Parmi les épisodes marquants, celui de Faoug s’impose comme un cas emblématique. Au printemps dernier, l’exécutif communal a mis près de cent jours à remplacer un municipal démissionnaire — le quatrième depuis le début de la législature. La plupart de ces départs étaient motivés par des raisons familiales ou professionnelles. L’affaire a rapidement pris des allures de feuilleton.

Ce cas particulier m’a incité à établir des statistiques sur les départs enregistrés dans l’ensemble de la Broye intercantonale, en épluchant les archives des différents journaux régionaux. Si certaines situations relèvent de l’exception — comme la mise sous tutelle de Gletterens — les chiffres dégagent une tendance nette : la majorité des démissions sont liées à des motifs privés.

Les raisons les plus souvent invoquées sont d’ordre professionnel ou familial.

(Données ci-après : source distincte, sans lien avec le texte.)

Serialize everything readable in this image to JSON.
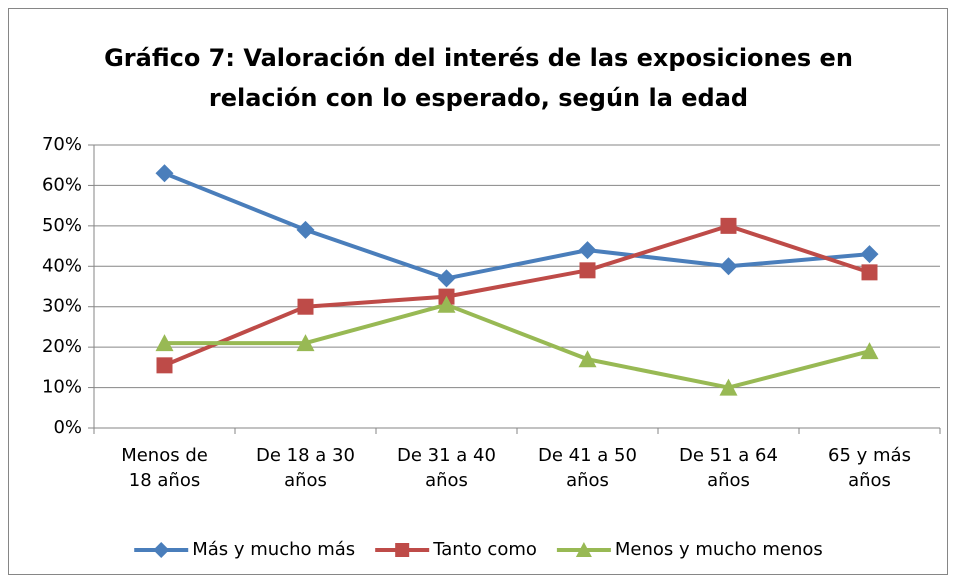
{
  "chart_data": {
    "type": "line",
    "title": "Gráfico 7: Valoración del interés de las exposiciones en\nrelación con lo esperado, según la edad",
    "categories": [
      "Menos de\n18 años",
      "De 18 a 30\naños",
      "De 31 a 40\naños",
      "De 41 a 50\naños",
      "De 51 a 64\naños",
      "65 y más\naños"
    ],
    "series": [
      {
        "name": "Más y mucho más",
        "color": "#4a7ebb",
        "marker": "diamond",
        "values": [
          63,
          49,
          37,
          44,
          40,
          43
        ]
      },
      {
        "name": "Tanto como",
        "color": "#be4b48",
        "marker": "square",
        "values": [
          15.5,
          30,
          32.5,
          39,
          50,
          38.5
        ]
      },
      {
        "name": "Menos y mucho menos",
        "color": "#98b954",
        "marker": "triangle",
        "values": [
          21,
          21,
          30.5,
          17,
          10,
          19
        ]
      }
    ],
    "ylim": [
      0,
      70
    ],
    "yticks": [
      {
        "value": 0,
        "label": "0%"
      },
      {
        "value": 10,
        "label": "10%"
      },
      {
        "value": 20,
        "label": "20%"
      },
      {
        "value": 30,
        "label": "30%"
      },
      {
        "value": 40,
        "label": "40%"
      },
      {
        "value": 50,
        "label": "50%"
      },
      {
        "value": 60,
        "label": "60%"
      },
      {
        "value": 70,
        "label": "70%"
      }
    ],
    "grid": true,
    "legend": "bottom"
  }
}
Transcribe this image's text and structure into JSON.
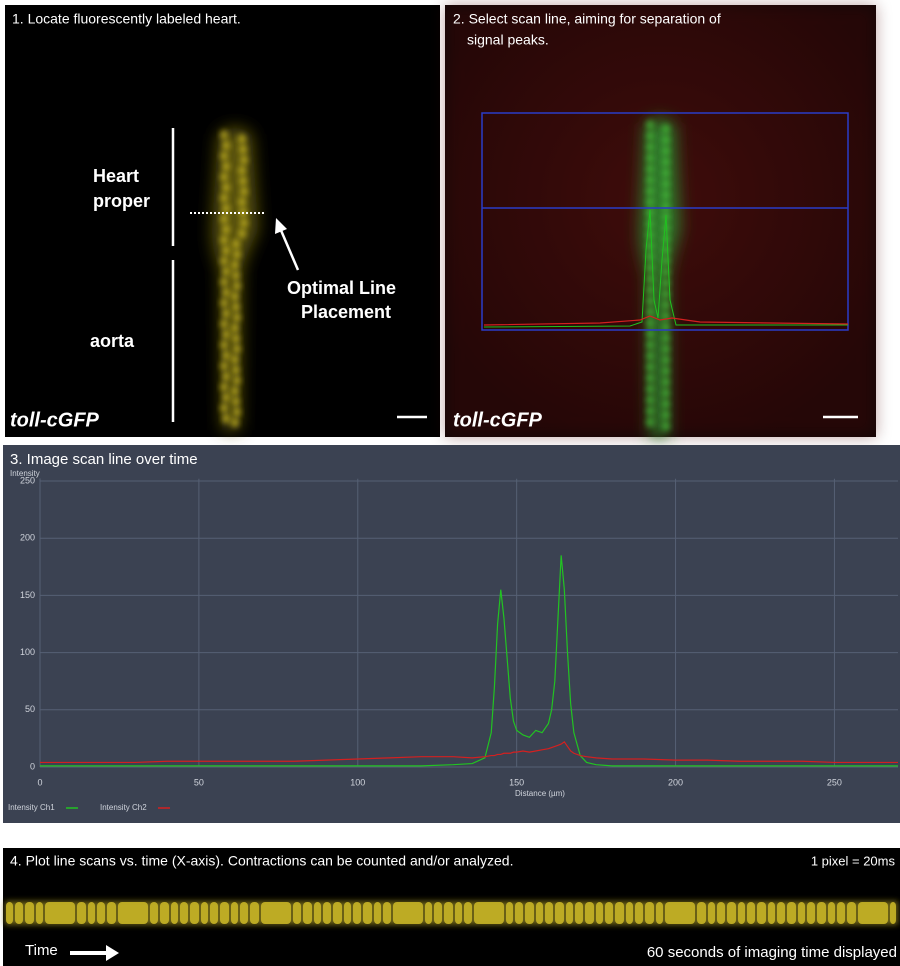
{
  "panel1": {
    "title": "1. Locate fluorescently labeled heart.",
    "heart_label": [
      "Heart",
      "proper"
    ],
    "aorta_label": "aorta",
    "line_label": [
      "Optimal Line",
      "Placement"
    ],
    "strain": "toll-cGFP"
  },
  "panel2": {
    "title": [
      "2. Select scan line, aiming for separation of",
      "signal peaks."
    ],
    "strain": "toll-cGFP"
  },
  "chart_data": {
    "type": "line",
    "title": "3. Image scan line over time",
    "y_label": "Intensity",
    "x_label": "Distance (µm)",
    "x": [
      0,
      10,
      20,
      30,
      40,
      50,
      60,
      70,
      80,
      90,
      100,
      110,
      120,
      130,
      136,
      140,
      142,
      143,
      144,
      145,
      146,
      147,
      148,
      149,
      150,
      152,
      154,
      156,
      158,
      160,
      161,
      162,
      163,
      164,
      165,
      166,
      167,
      168,
      170,
      172,
      175,
      180,
      190,
      200,
      210,
      220,
      230,
      240,
      250,
      260,
      270
    ],
    "series": [
      {
        "name": "Intensity Ch1",
        "color": "#22c322",
        "values": [
          1,
          1,
          1,
          1,
          1,
          1,
          1,
          1,
          1,
          1,
          1,
          1,
          1,
          2,
          3,
          8,
          30,
          70,
          125,
          155,
          130,
          95,
          60,
          40,
          32,
          28,
          26,
          32,
          30,
          38,
          50,
          75,
          130,
          185,
          155,
          100,
          55,
          30,
          10,
          4,
          2,
          1,
          1,
          1,
          1,
          1,
          1,
          1,
          1,
          1,
          1
        ]
      },
      {
        "name": "Intensity Ch2",
        "color": "#d42020",
        "values": [
          4,
          4,
          4,
          4,
          5,
          5,
          5,
          5,
          5,
          6,
          7,
          8,
          9,
          9,
          8,
          9,
          10,
          10,
          11,
          11,
          12,
          12,
          12,
          13,
          13,
          14,
          13,
          14,
          15,
          16,
          17,
          18,
          19,
          20,
          22,
          18,
          14,
          12,
          10,
          9,
          8,
          7,
          7,
          6,
          6,
          5,
          5,
          5,
          4,
          4,
          4
        ]
      }
    ],
    "xlim": [
      0,
      270
    ],
    "ylim": [
      0,
      252
    ],
    "xticks": [
      0,
      50,
      100,
      150,
      200,
      250
    ],
    "yticks": [
      0,
      50,
      100,
      150,
      200,
      250
    ],
    "grid": true,
    "legend": "bottom-left"
  },
  "panel4": {
    "title": "4. Plot line scans vs. time (X-axis). Contractions can be counted and/or analyzed.",
    "scale": "1 pixel = 20ms",
    "time_label": "Time",
    "caption": "60 seconds of imaging time displayed"
  }
}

De nombreux élus ont vu leur situation personnelle évoluer ou ont été confrontés à une surcharge de travail, illustrant la problématique susmentionnée : concilier vie privée et engagement public demeure un défi pour les collectivités broyardes. Reste une question centrale : comment ces communes, plus particulièrement celles frappées par des démissions en cascade, s’organisent-elles pour y faire face et éviter de nouvelles vagues de retraits ?

 

 

 

 

 

 

 

 

 

 

 

 

 

Contenu :

L'objectif était d’analyser les différentes réponses apportées par les communes confrontées à ces difficultés. Des grandes tendances se sont rapidement dessinées : certaines ont choisi de revaloriser financièrement leurs élus, d’autres ont envisagé une fusion ou renforcé leur administration — en recrutant du personnel supplémentaire ou en développant des collaborations intercommunales.

Malgré des tendances bien délimitées, les réalités locales demeurent contrastées. Chaque commune a emprunté une ou plusieurs voies selon ses priorités et ses moyens. Explorer ces différentes approches a permis d’en mesurer la pertinence, mais aussi d’en souligner les limites — qu’elles soient économiques ou structurelles. 

 

Mon feedback :

Se lancer dans cette enquête a représenté un défi, d’autant plus que la rédaction traversait une période de restructuration. Le sujet a dû être validé à la fois par mon ancienne rédactrice en chef et par sa successeure. 

Je suis satisfait du résultat final, en particulier de l’effort consacré à établir des statistiques sur les motifs ayant conduit à des démissions dans la Broye. Ce travail s’est révélé exigeant, entre le dépouillement des archives et la vérification des zones d’ombre auprès des administrations cantonales et communales concernées.

Même si ces chiffres confirment une problématique bien réelle, j’en reconnais aussi leurs limites. Les données reposent sur des motifs publiquement évoqués par les démissionnaires, alors que d’autres raisons, plus personnelles, peuvent entrer en jeu. Par ailleurs, une dizaine de démissions échappent encore à toute catégorisation, les démissionnaires n’ayant pas souhaité s’exprimer.

Dans un autre registre, j’ai tenu à valoriser les témoignages d’élus communaux. Il m’a paru essentiel de construire le récit autour des communes les plus touchées — notamment Faoug, Saint-Aubin et Curtilles —, d’interroger leurs représentants sur les solutions envisagées, de les inviter à prendre du recul, ou encore de les confronter à leurs propres choix. Ces voix locales ont été croisées avec celles d’experts en politique communale et de représentants cantonaux, tout en respectant une ligne claire : proposer un casting 100 % broyard, fidèle à l’esprit de La Broye Hebdo.